I commit to never thinking I understand. And by recognizing that I don’t, I will become a better listener. And by being a better listener, I will see people more clearly. And with my eyes fully open, I will be better equipped to take action. And that action will include being proudly intolerant of intolerance.
I won’t always be perfect. I won’t always be great. But I think that I can always be good. And if there are enough of us committed to being good on a regular basis, this will get better. It must get better.

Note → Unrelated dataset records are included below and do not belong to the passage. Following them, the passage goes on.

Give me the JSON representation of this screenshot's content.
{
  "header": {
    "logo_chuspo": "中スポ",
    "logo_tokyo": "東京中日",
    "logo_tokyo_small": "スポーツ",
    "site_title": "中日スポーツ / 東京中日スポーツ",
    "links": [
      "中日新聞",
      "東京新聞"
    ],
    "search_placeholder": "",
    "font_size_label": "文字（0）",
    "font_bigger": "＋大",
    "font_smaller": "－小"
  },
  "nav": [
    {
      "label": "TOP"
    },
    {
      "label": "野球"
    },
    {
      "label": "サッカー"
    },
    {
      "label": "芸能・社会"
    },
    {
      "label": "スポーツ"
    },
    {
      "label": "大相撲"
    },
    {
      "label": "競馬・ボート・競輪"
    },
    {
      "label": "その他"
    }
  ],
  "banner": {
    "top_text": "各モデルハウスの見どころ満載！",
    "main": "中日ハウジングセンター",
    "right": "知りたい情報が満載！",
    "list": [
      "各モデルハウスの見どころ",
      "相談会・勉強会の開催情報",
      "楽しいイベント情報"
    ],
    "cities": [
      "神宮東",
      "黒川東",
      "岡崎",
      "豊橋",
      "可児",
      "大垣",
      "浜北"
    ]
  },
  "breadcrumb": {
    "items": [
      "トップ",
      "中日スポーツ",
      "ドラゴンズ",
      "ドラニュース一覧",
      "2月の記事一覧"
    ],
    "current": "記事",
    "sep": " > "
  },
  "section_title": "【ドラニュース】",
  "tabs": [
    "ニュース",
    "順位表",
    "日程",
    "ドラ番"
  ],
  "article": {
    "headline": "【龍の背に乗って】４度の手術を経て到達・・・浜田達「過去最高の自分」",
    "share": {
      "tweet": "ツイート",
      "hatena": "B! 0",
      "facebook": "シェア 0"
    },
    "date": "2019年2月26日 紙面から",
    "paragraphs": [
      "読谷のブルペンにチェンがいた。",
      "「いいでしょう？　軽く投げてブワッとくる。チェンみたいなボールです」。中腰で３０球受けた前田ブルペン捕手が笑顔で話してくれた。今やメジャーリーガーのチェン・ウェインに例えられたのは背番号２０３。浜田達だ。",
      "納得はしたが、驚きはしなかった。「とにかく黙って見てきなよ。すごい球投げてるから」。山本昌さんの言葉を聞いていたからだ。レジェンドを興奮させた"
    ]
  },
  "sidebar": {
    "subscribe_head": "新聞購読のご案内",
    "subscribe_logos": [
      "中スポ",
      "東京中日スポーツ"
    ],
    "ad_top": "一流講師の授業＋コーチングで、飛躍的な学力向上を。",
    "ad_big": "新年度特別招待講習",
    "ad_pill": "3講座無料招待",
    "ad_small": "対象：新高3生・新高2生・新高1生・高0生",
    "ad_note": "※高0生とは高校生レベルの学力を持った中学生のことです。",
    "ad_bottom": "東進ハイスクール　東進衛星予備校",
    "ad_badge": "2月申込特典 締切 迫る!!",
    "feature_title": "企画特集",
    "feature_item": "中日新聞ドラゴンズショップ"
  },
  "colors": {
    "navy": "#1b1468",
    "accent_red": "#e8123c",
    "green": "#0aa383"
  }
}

We want to return to the shared joy of February 2nd. We want to be as unified as we were three days later as the champions paraded through Kansas City. And we want everyone who calls this country home to be able to fully realize the freedom and bounty that it promises to provide.
God bless to all my brothers and sisters in Chiefs Kingdom.
And for this one time only, god bless, Raiders, Chargers, and Broncos fans too.
(I really expected to burst into flames by typing that. So glad I didn’t.)